Asclepiodotus (Greek: Ἀσκληπιόδοτος) of Alexandria was a Neoplatonic philosopher who lived in the second half of the 5th century. He was a native of Alexandria who studied under Proclus in Athens. He eventually moved to Aphrodisias where he maintained a philosophy school jointly with another man also called Asclepiodotus, whose daughter, Damiane, he married. He wrote a commentary on Plato's Timaeus, which is however lost.

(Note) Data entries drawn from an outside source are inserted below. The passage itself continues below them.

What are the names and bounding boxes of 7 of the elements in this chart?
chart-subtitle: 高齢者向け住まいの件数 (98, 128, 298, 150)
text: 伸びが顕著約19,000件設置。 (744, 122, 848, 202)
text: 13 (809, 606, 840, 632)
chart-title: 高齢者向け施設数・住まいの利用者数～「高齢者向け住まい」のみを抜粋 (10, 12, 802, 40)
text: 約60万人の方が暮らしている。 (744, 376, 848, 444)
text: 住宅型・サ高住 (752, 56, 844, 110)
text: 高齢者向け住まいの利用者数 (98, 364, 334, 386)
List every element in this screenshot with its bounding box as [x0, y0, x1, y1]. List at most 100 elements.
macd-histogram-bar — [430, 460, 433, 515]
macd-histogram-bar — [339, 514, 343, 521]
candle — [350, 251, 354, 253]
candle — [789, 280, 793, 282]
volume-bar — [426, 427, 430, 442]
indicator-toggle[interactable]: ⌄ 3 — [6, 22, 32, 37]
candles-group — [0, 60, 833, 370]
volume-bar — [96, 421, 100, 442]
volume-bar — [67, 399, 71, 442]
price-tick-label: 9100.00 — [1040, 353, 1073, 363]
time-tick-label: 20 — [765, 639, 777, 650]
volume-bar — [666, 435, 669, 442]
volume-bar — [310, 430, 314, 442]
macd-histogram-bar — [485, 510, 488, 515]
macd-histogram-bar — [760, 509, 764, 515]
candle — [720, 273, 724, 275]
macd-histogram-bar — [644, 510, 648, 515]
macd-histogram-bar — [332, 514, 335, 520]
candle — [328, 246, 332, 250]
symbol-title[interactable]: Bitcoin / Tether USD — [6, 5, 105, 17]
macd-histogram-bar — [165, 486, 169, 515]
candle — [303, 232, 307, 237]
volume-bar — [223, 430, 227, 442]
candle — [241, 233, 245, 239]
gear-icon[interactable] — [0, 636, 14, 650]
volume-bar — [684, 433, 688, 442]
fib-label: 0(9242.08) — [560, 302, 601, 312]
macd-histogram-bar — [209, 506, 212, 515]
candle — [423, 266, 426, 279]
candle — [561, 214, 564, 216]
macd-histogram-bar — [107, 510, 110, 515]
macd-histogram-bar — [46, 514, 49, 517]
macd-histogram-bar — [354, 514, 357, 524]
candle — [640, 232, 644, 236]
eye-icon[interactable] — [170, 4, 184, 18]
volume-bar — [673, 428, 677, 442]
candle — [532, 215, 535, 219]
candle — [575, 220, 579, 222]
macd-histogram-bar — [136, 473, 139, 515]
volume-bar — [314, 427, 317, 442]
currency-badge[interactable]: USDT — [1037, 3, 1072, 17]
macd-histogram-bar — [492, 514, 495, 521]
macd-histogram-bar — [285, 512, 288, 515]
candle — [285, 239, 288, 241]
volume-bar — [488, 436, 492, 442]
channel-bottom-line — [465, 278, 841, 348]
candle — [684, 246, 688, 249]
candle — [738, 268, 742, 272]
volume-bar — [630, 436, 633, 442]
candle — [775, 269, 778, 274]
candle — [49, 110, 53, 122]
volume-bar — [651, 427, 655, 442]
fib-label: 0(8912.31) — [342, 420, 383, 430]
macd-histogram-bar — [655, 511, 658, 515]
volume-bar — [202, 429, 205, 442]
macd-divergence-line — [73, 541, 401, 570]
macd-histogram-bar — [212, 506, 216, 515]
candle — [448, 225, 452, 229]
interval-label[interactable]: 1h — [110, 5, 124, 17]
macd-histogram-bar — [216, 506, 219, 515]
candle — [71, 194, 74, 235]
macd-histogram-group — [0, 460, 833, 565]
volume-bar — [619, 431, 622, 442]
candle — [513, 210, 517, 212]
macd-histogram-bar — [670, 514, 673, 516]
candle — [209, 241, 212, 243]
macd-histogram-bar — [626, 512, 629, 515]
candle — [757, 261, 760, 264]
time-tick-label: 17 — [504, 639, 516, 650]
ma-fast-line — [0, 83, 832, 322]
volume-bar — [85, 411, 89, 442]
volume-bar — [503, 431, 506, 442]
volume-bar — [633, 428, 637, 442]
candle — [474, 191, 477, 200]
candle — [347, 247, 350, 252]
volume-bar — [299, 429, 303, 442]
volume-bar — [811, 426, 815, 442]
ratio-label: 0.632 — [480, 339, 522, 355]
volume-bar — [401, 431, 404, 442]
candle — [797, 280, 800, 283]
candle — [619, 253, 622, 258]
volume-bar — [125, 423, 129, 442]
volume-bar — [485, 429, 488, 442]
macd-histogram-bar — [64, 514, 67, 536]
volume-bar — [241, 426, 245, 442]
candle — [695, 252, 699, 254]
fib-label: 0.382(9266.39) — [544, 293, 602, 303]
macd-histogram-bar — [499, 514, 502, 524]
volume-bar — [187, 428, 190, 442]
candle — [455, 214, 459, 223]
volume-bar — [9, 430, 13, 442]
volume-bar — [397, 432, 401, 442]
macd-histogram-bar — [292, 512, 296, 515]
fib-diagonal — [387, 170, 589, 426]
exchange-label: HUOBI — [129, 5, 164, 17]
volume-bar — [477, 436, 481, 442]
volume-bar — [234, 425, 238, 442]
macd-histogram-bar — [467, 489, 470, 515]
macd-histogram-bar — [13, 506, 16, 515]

He taught Damascius, who describes Asclepiodotus in disparaging terms, in part because of his disregard for oracular lore:

Asclepiodotus' mind was not perfect, as most people thought. He was extremely sharp at raising questions, but not so acute in his understanding. His was an uneven intelligence, especially when it came to divine matters - the invisible and intelligible concept of Plato's lofty thought. Even more wanting was he in the field of higher wisdom - the Orphic and Chaldean lore which transcends common sense.[1]

He and his wife visited the shrine of Isis at Menouthis in Egypt, in order to cure Damiane's childlessness. A baby was produced, but the local Christians claimed it had been bought from a priestess, and used the affair as a pretext to destroy the shrine.


  1. ^ Damascius, PH fr. 85 A, from Athanassiadi, P., Frede M., (1999), Pagan Monotheism in Late Antiquity Oxford University Press.